小さな女給たちが周りにしゃがみ込み、私たちのすることに、笑っていた。
私たちは再び出発し、海岸沿いの素晴らしい道を走り続け、雲間から差し込む夕日の色彩や、あらゆる芸術家を至福の境地へと誘う、日本の夕暮れの素晴らしい景色を眺めた。
やがて暗くなり、星が輝き始めた。私たちが立ち寄った小さな村には、わずかな宿泊施設しかなかった。しかし、海を隔てて1マイル先に、聖なる島、宮島に灯りが揺らめいていた。私たちは、誰も生まれも死ぬことも許されず、犬も立ち入り禁止というほど神聖な島へと渡った。窪地に小さな町があり、私たちはまともなホテルと、いつものように可愛らしい笑い声の絶えない女性たちを見つけた。
向こう見ずな気分で、私たちは3人の芸者を呼んだ。彼女たちは素晴らしく魅力的な衣装を身にまとい、三味線をかき鳴らし、チュニジアのカフェでアラブの歌姫から聞いたのと同じ、物悲しく甲高い声で日本の恋歌を歌った。私たちは床に座って、素敵なハーフヨーロッパ料理の夕食を楽しみ、夜は楽しく、少し騒がしく過ぎた。しかし、ここは神聖な島でもある。
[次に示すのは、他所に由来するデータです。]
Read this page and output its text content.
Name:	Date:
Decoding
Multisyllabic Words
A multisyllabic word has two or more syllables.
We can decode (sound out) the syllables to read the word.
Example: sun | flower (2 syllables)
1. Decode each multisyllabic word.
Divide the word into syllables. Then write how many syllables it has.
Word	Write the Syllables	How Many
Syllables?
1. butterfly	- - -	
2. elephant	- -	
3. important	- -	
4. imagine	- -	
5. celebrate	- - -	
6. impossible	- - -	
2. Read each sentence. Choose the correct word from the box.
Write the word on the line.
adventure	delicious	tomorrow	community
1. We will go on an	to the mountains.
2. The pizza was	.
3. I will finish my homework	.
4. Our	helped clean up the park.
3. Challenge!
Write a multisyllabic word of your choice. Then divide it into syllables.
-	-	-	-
朝、私たちは宮島の美しい景色の中を散策した。土地には耕作地はなく、鬱蒼とした木立が広がっている。松林の間には心地よい木立があり、丘の頂上には寺院が点在し、鹿は人懐っこく、私たちのところに走ってきて手から餌を食べた。美しい日で、神聖な静寂がすべてを包み込み、案内役の老人は穏やかで静かであった。私たちは厳島神社へ行った。それは低い木造建築で、両側に長い回廊があり、正面には広いバルコニーがある。巨大な杭の上に建っているため、満潮時には海に浮かんでいるように見える。言い伝えによると、元の寺院は12世紀前に建てられたそうである。回廊には、国の歴史における神話的な出来事を描いた何百もの絵が所狭し飾られており、口ひげを生やした戦士たちの戦いが描かれている。風景を描いた幻想的な印象派風の習作や、日清戦争を描いたと思われる落書き、そしてエッフェル塔の安っぽいカラー版画もある。
私たちはモミの木とカエデの木の間をのんびりと歩き、大きな建物へと向かった。まるで神殿のようであった。梁や柱、壁には何十万枚もの羽根飾り(破魔矢か)が釘で打ち付けられていた。卵スプーンほどの大きさから湯たんぽほどの大きさまで、あらゆるサイズの羽根飾りがあった。あたり一面、羽根飾りで埋め尽くされていて、奇妙な光景だ。島を訪れる日本人は皆、この羽根飾りに名前を書いて釘で打ち付け、訪問の記録を残す。私たちは宮島で一番大きな羽根飾りを注文し、力強く美しい筆跡で名前を書き、数本の釘で入り口に固定した。次の世紀には、私たちの孫たちがそれを読むことであろう。
本土に戻るのは少し残念であった。
出発の際、私たちは老ガイドに2シリング相当のお金を渡した。彼はお金を見て、裏返して、それから私たちを見た。「えっ!もっと欲しいの?」と、ガイドのやり方を知っていた私たちは尋ねた。彼は店に入り、一握りの釣銭を持って戻ってきた。
「これは何ですか?」と私たちは尋ねました。
「お釣りです。多めに貰いました。ガイド料は一人2ドルです。」
私たちはそのお金を受け取り、刻印を入れて懐中時計の鎖に付けようかと考えた。ガイドがお釣りをくれたのは、生まれて初めてのことであった。